General solutions for a PDE

Question

Given PDE : $$\cos(x+y) p + \sin(x+y) q = z ; $$ Find its General solution.
Solution:
Lagrange's Auxillary equations: $$\frac{dx}{\cos(x+y)} = \frac{dy}{\sin(x+y)} = \frac{dz}{z}\qquad .....{\rm eqn}.1 $$ Using the first two pairs derived : $$\frac{dy}{dx}= \tan(x+y) \qquad .....{\rm eqn}.2 $$
Using multipliers $(1,1,0)$ and $(1,-1,0)$ : $$\frac{dx+dy}{\cos(x+y) +\sin(x+y)}= \frac{dx-dy}{\cos(x+y) -\sin(x+y)} \qquad .....{\rm eqn}.3$$
Solving eqn.3 by integrating both sides, gives me a solution $$c_1=e^{y-x}(\cos(x+y)+\sin(x+y)) \qquad ....{\rm solution}.1$$
For second solution, Using eqn.1 and eqn.3 : $$\frac{dz}{z} =\frac{dx+dy}{\cos(x+y) +\sin(x+y)} $$
$$\implies\frac{dz}{z} = \frac{dx(1+\frac{dy}{dx})}{\cos(x+y)(1+\tan(x+y))}$$ From eqn.(2), $$\implies\frac{dz}{z} = \frac{dx(1+{\tan(x+y))}}{\cos(x+y)(1+\tan(x+y))}$$ $$\implies\frac{dz}{z} = \frac{dx}{\cos(x+y)}$$ Integrating both sides, gives me $$\implies\ln{z} = \ln|\sec(x+y)+\tan(x+y)|+ \ln{c_2}$$ $$\implies c_2= \frac{\sec(x+y)+\tan(x+y)}{z}\qquad .....{\rm solution}.2 $$
does $$\phi( e^{y-z}(\cos(x+y)+\sin(x+y)),\frac{\sec(x+y)+\tan(x+y)}{z})=0$$ stand as a valid solution for given PDE $\cos(x+y) p + \sin(x+y) q = z $?

Answer 1

Thanks to the inputs from @JJacquelin && @Gonçalo, posting the updated solution for above PDE.

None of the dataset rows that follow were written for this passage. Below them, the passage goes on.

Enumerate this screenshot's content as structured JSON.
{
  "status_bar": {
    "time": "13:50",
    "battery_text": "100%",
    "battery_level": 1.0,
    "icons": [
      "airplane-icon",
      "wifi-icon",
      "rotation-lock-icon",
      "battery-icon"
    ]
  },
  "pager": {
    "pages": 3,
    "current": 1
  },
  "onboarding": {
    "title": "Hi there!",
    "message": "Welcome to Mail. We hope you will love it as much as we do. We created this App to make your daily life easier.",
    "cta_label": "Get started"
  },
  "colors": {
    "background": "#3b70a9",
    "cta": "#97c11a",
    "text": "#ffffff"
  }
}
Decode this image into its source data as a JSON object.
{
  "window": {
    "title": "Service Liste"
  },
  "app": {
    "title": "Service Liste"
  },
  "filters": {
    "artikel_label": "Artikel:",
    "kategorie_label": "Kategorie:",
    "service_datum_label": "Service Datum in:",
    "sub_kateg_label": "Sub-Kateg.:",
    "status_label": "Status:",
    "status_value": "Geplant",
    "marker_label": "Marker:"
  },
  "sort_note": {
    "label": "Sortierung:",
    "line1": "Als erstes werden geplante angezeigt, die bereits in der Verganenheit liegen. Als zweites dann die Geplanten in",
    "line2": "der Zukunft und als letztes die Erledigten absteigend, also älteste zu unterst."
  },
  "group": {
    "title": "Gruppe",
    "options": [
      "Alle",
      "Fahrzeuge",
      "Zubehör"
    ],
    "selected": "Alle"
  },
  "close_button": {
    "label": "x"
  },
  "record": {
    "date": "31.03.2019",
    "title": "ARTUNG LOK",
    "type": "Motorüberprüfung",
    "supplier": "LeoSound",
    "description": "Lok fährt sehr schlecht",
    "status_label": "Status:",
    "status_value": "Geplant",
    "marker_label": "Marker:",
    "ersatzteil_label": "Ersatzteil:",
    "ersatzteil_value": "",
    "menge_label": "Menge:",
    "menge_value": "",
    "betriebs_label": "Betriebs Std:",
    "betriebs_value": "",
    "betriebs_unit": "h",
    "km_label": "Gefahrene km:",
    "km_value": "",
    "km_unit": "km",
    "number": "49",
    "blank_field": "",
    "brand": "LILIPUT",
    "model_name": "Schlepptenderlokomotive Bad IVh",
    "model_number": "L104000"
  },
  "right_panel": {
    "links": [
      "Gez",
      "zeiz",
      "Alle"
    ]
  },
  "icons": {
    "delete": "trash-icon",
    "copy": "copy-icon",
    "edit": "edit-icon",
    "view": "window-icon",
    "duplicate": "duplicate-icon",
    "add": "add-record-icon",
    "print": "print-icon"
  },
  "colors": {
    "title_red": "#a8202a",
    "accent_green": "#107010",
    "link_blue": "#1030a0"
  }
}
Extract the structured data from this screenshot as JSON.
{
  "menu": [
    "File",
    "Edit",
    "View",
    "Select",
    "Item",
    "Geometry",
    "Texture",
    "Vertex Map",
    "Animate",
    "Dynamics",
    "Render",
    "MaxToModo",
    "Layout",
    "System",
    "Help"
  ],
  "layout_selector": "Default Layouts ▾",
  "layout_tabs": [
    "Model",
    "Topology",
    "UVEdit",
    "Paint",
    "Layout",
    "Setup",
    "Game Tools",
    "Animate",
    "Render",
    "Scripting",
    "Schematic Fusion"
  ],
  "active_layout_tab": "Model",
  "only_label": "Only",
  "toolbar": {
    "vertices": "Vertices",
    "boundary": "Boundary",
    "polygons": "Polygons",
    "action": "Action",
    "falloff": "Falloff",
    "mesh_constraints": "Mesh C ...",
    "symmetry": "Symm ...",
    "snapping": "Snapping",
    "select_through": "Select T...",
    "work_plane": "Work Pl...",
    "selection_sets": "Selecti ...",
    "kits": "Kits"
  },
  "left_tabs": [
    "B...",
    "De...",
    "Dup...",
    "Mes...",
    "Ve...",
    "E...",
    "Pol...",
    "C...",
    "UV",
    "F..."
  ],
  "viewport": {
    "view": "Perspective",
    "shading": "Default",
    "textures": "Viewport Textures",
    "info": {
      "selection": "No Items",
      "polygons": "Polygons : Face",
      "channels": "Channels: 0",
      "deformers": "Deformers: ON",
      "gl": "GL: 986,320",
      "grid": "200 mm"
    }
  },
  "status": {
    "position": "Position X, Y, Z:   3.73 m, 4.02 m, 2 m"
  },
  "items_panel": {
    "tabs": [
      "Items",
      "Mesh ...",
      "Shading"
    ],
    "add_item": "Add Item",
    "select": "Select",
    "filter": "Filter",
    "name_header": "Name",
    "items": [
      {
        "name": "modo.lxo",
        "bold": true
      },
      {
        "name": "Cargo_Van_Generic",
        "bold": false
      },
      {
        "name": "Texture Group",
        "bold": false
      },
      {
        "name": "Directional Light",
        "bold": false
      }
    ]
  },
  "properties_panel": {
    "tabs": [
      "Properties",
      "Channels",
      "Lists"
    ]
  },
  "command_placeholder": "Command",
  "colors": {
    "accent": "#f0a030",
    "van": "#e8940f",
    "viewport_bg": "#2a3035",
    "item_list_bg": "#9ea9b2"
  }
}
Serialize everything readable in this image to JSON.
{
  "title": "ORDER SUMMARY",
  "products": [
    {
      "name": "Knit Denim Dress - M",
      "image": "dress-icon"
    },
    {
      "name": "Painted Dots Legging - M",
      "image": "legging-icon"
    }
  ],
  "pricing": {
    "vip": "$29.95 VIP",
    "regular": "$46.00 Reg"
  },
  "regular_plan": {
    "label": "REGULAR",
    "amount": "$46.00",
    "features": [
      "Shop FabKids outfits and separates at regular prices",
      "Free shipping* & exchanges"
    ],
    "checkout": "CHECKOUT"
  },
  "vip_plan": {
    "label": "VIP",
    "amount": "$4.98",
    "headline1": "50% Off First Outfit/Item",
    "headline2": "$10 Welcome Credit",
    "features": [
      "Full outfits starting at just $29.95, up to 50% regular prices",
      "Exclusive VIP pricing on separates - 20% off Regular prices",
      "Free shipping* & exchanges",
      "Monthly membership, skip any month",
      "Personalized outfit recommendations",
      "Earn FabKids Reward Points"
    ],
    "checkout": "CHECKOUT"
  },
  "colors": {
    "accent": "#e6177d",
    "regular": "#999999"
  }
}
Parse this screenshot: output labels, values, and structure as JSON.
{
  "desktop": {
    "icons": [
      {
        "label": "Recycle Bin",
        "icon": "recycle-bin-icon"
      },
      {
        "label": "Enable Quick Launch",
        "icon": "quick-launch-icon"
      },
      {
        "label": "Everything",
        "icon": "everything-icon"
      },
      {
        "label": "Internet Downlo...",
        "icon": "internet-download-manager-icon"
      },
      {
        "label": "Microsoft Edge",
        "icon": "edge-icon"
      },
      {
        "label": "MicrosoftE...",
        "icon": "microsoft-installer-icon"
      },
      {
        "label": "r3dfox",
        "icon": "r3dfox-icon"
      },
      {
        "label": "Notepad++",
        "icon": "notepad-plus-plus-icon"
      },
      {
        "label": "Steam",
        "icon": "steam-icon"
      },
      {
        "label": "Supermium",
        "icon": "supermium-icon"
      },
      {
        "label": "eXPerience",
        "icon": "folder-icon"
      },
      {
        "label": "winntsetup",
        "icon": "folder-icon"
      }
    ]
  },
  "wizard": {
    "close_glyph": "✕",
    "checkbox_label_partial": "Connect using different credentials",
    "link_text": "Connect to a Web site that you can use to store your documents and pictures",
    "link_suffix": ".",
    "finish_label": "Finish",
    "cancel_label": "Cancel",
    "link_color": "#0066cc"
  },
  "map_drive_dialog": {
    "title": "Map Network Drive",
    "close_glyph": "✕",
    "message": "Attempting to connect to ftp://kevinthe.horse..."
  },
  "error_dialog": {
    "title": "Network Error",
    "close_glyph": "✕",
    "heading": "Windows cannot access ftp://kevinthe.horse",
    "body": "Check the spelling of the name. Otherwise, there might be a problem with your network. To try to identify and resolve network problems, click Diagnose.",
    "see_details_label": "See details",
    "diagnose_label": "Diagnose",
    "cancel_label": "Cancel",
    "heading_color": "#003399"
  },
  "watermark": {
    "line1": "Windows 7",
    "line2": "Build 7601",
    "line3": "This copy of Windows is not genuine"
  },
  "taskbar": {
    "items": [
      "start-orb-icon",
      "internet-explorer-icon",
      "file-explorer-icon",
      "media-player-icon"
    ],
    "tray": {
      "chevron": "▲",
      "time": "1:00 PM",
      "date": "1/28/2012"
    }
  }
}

For second solution, Using eqn.1 and eqn.3 : $$\implies\frac{dz}{z} =\frac{dx+dy}{\cos(x+y) +\sin(x+y)} $$
$$\implies\frac{dz}{z} =\frac{d(x+y)}{\cos(x+y) +\sin(x+y)} $$
let,$\quad x+y = t$
$$\implies\frac{dz}{z} =\frac{d(t)}{\cos(t) +\sin(t)} $$
$$\implies\sqrt{2}.\frac{dz}{z} = \frac{dt}{\sin(\frac{\pi}{4}).\cos(t)+(\cos(\frac{\pi}{4}).\sin(t))}$$ $$\implies\sqrt{2}.\frac{dz}{z} = \frac{dt}{sin(\frac{\pi}{4}+t))}$$ Integrating both sides, $$\implies\sqrt{2}.\frac{dz}{z} = \frac{dt}{sin(\frac{\pi}{4}+t))}$$ $$\implies\sqrt{2}\ln|z| = \ln|\tan(\frac{1}{2}.(\frac{\pi}{4}+(x+y))|+ \ln{c_2}$$ $$\implies\sqrt{2}\ln|z| = \ln|{c_2}.\tan(\frac{1}{2}.(\frac{\pi}{4}+(x+y))|$$ Taking anti-log both sides, $$\implies {c_2} = z^\sqrt{2}.\cot(\frac{1}{2}.(x+y+\frac{\pi}{4})) \qquad ....solution .02$$ $$\phi({c_1}, {c_2})= 0 $$ is a general solution of given PDE.

Answer 2

With the change of variables $(\xi,\eta)=(x+y,y)$, we may rewrite the PDE as $$ (\sin\xi + \cos\xi)z_{\xi}+(\sin\xi) z_{\eta}=z, \tag{1} $$ and the characteristic equations as $$ \frac{d\xi}{\sin\xi + \cos\xi}=\frac{d\eta}{\sin\xi}=\frac{dz}{z}. \tag{2} $$ The solution to $$ \frac{d\xi}{\sin\xi + \cos\xi}=\frac{d\eta}{\sin\xi}\quad\text{and}\quad \frac{d\xi}{\sin\xi + \cos\xi}=\frac{dz}{z} \tag{3} $$ yield, respectively, $$ \eta=\frac{1}{2}\left(\xi-\ln|\sin\xi+\cos\xi|\right)+c_1 \implies e^{2\eta-\xi}(\sin\xi+\cos\xi)=C_1, \tag{4} $$ and $$ \ln |z|-\frac{1}{\sqrt{2}}\ln\left|\tan\left[\frac{1}{2}\left(\xi+\frac{\pi}{4}\right)\right]\right|=C_2. \tag{5} $$ The general solution to the PDE $(1)$ is, therefore, $$ F(C_1,C_2)=0, \tag{6} $$ where $F$ is an arbitrary differentiable function, and $C_1$, $C_2$ are given by Eqs. $(4)$ and $(5)$.